Texte(s): Lila Erard
Photo(s): Pierre-Yves Massot

Questions à Éric Sabourin, anthropologue français, spécialiste de l’entraide agricole

Ce phénomène a-t-il toujours existé dans nos sociétés?

Oui, pour autant que l’on se réfère à la littérature de l’Antiquité et aux travaux des historiens. On ne parle pas ici d’échanges marchands, mais de solidarité sociale et économique entre pairs, qui engendre une relation symétrique et privilégiée, productrice de valeurs éthiques. Il peut s’agir d’aide mutuelle pour des travaux agricoles, de gestion partagée de terres, de ressources naturelles, d’équipements ou de savoir-faire.

Quelles sont les fonctions principales de cette entraide?

Créer et reproduire le lien social en satisfaisant les besoins primaires d’un groupe, comme l’alimentation. Ainsi, ce qui est échangé n’est pas mesuré par un équivalent monétaire. La proximité et les rapports humains priment.
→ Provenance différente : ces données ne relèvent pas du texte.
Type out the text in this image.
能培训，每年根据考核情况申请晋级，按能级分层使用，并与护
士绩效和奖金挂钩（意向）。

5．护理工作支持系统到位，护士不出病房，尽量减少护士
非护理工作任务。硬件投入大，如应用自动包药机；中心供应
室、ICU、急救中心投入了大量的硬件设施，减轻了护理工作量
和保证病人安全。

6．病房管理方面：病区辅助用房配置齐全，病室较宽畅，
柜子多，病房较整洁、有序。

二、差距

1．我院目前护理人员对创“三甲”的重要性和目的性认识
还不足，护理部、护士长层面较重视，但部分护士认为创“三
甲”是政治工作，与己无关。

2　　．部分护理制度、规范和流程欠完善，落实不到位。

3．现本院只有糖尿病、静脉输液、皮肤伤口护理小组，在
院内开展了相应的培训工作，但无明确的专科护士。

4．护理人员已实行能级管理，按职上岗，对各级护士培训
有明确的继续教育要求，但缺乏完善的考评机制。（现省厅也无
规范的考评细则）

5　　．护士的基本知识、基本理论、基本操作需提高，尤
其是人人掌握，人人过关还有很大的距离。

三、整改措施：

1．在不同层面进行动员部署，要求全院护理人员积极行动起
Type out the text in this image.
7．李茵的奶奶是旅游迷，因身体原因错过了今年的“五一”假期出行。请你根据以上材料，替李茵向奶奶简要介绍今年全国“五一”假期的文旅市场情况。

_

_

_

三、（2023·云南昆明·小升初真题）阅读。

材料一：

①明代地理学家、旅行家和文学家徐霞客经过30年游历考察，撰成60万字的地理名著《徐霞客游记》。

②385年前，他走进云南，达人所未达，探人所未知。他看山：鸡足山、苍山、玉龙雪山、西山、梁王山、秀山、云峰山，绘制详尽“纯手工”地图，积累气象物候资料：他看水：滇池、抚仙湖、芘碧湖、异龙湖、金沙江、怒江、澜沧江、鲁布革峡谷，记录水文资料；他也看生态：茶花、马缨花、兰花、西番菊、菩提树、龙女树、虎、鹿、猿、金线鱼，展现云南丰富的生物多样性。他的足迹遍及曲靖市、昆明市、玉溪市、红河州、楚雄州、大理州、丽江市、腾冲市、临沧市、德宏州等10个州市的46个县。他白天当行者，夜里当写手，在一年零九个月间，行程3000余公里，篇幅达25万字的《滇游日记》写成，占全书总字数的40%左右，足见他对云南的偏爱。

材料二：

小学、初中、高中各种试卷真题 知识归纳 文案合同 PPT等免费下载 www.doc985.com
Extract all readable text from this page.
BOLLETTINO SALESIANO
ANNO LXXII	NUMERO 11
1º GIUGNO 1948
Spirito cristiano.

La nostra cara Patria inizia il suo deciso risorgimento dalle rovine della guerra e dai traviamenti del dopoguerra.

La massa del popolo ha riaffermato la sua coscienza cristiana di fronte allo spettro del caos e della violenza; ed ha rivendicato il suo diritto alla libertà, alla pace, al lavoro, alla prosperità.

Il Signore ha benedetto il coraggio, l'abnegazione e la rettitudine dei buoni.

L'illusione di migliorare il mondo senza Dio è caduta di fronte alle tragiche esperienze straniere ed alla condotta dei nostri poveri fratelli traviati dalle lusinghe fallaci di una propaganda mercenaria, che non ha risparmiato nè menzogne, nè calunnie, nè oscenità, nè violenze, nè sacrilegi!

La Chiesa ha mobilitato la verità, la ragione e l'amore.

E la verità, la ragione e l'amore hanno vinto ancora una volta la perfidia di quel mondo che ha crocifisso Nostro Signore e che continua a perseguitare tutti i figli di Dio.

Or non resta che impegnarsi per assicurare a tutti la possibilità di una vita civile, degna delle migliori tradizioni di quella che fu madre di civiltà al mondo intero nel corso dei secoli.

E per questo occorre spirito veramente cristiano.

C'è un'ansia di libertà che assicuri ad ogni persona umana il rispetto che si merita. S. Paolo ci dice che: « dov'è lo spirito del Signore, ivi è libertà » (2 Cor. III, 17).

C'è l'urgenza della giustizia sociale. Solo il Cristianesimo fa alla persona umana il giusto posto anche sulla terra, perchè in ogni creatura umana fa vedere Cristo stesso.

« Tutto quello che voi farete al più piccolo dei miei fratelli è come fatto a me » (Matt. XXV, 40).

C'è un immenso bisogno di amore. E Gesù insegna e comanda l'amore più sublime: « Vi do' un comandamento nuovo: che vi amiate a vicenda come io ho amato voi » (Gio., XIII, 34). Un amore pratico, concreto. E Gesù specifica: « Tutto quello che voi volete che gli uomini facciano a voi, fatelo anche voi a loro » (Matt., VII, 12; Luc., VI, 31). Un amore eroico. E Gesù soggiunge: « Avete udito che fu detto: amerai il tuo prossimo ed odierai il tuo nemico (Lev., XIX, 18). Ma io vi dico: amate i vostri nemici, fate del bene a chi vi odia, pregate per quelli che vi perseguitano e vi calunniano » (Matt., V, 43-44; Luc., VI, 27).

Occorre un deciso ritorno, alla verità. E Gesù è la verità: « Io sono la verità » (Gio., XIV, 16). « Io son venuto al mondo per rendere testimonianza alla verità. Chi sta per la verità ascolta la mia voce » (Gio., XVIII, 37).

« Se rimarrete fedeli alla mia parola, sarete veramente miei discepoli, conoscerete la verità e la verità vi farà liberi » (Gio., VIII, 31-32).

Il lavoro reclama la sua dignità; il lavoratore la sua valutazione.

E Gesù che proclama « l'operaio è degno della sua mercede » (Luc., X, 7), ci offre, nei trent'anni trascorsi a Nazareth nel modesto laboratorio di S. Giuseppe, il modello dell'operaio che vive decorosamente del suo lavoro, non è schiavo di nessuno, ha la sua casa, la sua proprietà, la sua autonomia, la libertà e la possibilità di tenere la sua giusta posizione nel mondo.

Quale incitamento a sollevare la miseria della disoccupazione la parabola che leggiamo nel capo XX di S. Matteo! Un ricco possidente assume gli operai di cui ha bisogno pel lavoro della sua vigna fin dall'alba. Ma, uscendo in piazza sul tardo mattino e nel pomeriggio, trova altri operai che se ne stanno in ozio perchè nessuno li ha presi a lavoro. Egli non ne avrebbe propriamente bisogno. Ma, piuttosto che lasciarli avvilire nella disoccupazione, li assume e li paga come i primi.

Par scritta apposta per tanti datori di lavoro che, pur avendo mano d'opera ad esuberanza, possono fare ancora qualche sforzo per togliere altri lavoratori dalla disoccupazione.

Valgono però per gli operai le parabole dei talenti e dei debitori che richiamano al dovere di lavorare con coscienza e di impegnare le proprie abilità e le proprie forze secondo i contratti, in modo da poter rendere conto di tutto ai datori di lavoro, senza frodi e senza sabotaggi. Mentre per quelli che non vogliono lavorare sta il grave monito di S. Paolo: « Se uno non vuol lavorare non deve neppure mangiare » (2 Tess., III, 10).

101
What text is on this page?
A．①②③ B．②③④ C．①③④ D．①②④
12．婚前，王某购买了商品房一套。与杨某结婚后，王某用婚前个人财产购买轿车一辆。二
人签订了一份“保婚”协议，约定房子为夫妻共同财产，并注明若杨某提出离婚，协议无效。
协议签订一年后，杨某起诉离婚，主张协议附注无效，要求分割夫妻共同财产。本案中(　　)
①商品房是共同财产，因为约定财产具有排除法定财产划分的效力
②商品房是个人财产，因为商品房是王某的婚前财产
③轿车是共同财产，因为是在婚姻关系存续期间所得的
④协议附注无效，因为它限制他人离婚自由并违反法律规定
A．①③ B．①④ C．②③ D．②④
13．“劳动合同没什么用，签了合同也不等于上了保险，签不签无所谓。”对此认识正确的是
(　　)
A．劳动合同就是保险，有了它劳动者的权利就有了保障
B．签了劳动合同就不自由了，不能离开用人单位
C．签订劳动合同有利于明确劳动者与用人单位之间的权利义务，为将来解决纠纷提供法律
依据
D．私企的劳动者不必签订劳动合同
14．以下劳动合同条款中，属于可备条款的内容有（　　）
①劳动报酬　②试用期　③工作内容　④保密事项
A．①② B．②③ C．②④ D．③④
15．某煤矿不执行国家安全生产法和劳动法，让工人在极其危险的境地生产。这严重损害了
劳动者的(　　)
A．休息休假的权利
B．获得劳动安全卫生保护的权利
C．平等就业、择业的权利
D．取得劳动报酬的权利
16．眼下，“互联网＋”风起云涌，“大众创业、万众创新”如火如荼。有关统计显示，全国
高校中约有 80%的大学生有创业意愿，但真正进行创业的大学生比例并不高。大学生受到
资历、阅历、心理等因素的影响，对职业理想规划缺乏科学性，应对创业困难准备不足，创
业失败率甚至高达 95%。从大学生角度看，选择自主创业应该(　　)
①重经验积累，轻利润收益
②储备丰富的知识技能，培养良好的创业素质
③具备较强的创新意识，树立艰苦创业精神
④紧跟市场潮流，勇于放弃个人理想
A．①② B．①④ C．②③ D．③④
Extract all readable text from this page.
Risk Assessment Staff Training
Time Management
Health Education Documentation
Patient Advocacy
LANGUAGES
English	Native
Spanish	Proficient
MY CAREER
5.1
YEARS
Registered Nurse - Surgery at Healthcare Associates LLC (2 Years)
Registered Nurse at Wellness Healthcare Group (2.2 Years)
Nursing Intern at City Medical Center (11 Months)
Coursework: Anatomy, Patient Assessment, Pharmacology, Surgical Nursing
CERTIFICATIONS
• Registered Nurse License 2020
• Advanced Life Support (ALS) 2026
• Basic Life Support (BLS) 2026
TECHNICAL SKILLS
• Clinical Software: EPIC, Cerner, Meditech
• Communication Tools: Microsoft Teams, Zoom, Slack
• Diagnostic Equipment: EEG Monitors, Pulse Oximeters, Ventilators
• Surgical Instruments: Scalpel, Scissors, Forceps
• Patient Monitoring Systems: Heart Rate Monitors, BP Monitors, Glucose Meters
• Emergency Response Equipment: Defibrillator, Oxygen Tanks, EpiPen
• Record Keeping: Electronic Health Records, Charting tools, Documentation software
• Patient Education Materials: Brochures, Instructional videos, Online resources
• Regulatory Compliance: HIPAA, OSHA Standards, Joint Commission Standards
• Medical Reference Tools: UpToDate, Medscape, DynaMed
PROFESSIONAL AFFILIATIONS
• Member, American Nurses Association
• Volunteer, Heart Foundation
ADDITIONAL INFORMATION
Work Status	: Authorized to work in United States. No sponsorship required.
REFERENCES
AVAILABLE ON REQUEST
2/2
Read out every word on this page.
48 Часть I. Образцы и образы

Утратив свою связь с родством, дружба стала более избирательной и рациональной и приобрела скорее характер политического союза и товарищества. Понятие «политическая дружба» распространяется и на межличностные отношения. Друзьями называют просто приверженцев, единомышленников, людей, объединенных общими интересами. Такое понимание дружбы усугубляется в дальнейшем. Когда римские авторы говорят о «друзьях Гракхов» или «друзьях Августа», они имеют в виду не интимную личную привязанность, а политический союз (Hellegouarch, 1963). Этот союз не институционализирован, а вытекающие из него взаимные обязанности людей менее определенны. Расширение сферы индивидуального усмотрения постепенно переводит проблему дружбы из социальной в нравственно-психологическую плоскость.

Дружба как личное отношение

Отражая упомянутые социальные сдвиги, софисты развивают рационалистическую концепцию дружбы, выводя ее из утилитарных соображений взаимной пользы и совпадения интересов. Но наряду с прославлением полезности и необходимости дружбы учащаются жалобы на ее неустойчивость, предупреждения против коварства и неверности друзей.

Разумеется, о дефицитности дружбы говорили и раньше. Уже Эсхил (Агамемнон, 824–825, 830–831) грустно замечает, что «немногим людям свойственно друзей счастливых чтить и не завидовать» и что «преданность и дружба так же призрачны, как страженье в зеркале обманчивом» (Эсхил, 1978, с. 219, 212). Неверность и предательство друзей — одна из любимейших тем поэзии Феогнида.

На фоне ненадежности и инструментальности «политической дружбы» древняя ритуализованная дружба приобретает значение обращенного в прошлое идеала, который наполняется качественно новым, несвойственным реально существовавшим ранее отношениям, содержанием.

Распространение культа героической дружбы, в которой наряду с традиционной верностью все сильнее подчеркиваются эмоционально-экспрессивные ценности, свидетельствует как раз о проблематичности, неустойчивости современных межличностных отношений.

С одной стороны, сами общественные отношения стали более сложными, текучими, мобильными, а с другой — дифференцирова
L’entraide échappe donc au cadre utilitariste.

Pourquoi ces pratiques sont-elles moins courantes aujourd’hui?

Elles souffrent de l’extension du capitalisme et de la transformation des familles en mini-entreprises concurrentes. En Europe, quelques traces subsistent, grâce aux CUMA (Coopératives d’utilisation de matériel agricole). En Afrique et au Brésil, les sociétés paysannes sont moins déstructurées, mais restent menacées par la monétarisation des besoins et relations.

+ d’infos “L’entraide rurale, entre échange et réciprocité”, Eric Sabourin

Marché paysan solidaire

Fondée en 1997 et regroupant plus de 80 membres, l’association romande Marché Paysan a elle aussi été créée dans un but d’entraide: favoriser les échanges parmi les producteurs qui pratiquent la vente directe. «Grâce à ce réseau, je propose du nectar de fruits d’un producteur valaisan dans mon magasin à la ferme. En contrepartie, il revend mon huile de colza. Cela permet d’élargir notre clientèle, tout en renforçant les liens dans le monde agricole. C’est une belle forme de solidarité», relève Laurence Epars, du domaine La Vigne, à Penthalaz (VD).